My first reaction was, what an extraordinary coincidence! After all, 747s normally seat somewhere between 400 and 500 passengers, so the probability of us being placed next to each other by chance looked like about 1 in 450 (taking the halfway point between 400 and 500 to illustrate). But then, I thought, we were travelling in the same class, so the number of available seats was less than 450. Also, few seats occur in isolation. Normally they are in pairs (e.g. along the sides of the cabin) or in larger groups (e.g. down the centre of the cabin), so you have to sit next to someone. Furthermore, many, perhaps most people don’t fly alone, so the number of single seats is far fewer than appears. Put all these things together and they dramatically change the probabilities: instead of it being just 1 in 450 that we would happen to be allocated the seats next to each other, it becomes much more likely.
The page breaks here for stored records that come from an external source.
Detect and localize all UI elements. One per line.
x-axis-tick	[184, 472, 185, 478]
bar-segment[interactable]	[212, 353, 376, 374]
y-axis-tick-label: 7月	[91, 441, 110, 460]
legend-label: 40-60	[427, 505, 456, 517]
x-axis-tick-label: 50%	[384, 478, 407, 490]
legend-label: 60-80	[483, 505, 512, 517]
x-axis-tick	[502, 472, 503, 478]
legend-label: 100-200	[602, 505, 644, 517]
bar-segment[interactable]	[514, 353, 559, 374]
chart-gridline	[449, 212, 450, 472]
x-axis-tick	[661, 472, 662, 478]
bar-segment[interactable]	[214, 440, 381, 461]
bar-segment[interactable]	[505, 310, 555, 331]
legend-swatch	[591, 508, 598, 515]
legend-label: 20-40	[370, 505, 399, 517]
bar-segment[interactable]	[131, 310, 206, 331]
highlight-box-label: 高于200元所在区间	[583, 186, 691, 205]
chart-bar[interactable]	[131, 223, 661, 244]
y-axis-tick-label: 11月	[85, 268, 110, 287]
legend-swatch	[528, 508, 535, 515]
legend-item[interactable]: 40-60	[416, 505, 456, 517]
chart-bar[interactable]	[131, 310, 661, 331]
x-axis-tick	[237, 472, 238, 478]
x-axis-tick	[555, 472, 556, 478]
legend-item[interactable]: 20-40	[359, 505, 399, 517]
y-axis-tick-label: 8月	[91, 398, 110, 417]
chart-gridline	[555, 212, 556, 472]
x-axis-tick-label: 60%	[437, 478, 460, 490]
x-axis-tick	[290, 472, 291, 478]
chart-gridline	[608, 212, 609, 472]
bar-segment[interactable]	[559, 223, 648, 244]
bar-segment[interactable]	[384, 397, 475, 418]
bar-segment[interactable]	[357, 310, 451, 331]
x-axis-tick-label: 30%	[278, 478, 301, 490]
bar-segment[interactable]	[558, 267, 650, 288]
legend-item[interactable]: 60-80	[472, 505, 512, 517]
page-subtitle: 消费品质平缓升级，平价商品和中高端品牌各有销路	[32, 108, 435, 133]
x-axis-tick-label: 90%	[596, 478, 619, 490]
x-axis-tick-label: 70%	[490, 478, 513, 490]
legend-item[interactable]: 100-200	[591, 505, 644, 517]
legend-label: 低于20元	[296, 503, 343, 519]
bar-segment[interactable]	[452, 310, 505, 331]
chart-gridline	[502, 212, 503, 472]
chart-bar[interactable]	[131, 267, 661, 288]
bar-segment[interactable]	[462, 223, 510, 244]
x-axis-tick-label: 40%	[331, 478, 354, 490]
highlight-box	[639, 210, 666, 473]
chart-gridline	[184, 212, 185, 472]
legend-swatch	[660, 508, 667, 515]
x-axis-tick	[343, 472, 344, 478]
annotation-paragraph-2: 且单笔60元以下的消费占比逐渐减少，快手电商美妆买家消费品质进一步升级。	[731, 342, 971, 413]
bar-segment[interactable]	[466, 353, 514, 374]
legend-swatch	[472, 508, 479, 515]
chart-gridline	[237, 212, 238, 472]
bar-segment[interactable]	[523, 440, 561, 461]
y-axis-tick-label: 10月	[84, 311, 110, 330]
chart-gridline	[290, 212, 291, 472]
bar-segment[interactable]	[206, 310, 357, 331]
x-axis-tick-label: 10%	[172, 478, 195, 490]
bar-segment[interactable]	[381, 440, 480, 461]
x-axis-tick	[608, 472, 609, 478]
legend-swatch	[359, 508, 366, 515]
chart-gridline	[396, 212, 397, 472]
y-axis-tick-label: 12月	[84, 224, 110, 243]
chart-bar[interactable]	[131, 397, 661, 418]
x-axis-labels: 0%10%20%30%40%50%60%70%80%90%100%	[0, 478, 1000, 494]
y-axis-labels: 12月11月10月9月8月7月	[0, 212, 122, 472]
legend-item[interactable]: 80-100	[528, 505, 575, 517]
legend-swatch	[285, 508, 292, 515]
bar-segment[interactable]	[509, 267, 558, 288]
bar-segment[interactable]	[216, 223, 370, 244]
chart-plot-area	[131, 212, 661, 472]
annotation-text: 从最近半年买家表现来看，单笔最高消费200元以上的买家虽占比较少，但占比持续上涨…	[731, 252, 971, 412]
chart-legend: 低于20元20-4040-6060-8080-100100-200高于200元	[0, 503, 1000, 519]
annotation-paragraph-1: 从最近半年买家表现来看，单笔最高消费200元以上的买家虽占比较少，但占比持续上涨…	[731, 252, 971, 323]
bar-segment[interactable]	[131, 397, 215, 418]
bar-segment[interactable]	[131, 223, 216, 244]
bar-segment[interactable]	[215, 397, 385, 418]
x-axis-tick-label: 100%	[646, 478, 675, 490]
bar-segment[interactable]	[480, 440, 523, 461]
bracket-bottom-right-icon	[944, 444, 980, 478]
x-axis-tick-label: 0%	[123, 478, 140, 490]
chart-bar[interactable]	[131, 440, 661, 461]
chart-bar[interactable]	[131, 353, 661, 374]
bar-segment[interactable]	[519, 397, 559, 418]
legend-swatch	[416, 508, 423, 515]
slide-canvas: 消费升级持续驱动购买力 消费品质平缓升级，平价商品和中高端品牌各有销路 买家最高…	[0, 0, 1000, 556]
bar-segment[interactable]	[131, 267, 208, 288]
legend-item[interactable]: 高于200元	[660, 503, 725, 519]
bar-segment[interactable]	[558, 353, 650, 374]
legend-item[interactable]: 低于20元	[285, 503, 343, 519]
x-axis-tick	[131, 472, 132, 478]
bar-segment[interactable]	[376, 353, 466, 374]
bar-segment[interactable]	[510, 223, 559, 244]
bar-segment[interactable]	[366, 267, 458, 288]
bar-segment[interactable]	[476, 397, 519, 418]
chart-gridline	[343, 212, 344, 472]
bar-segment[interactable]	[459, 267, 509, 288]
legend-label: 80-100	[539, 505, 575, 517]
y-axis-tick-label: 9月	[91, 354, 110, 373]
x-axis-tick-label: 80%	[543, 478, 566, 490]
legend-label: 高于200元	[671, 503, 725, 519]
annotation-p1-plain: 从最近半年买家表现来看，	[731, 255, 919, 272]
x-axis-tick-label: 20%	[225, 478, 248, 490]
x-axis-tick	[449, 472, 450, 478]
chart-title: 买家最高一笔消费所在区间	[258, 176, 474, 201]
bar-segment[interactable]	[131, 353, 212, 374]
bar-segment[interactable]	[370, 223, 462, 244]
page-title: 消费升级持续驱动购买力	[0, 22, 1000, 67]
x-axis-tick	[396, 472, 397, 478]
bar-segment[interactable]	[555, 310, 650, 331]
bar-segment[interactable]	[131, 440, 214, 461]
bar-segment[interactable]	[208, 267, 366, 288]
(I’m discounting the possibility that my student saw an opportunity at last to pin me down so that he could discuss his work in detail with me during the course of a flight lasting several hours!)
The Law of Near Enough
Events which are sufficiently similar are regarded as identical
In the 1950s, Eric W Smith, who lived in Sheffield, England was in the habit of collecting horse manure for his tomato plants from the woods behind the house. One day he saw another man doing the same. When he sat down on a bench to rest, the other man did the same. Eric introduced himself, saying his name was Smith. “So’s mine,” said the other man. So Eric expanded: “Eric Smith.” By then it was obvious that a strange coincidence was occurring: “And so is mine,” said the other man. “Eric W Smith,” said Eric. “Yes,” said the other man.
But further discussion revealed that the first Eric W Smith had the middle name Wales, while the second had the name Walter. So it wasn’t an exact match – but near enough to be surprising. But what if they had had different middle initials? Now not an exact match, but still surprising? How far can we relax the conditions for a match before we are surprised by it? How near does it have to be?
And again we should also look at the other laws of the Principle, to see if they are helping to produce this apparently highly improbable event. One thing we see is that Smith is the most common surname in the UK, with around 700,000 people sharing it – that’s about 1 in 100 people (this figure is nowadays: I don’t have the figure for the 1950s).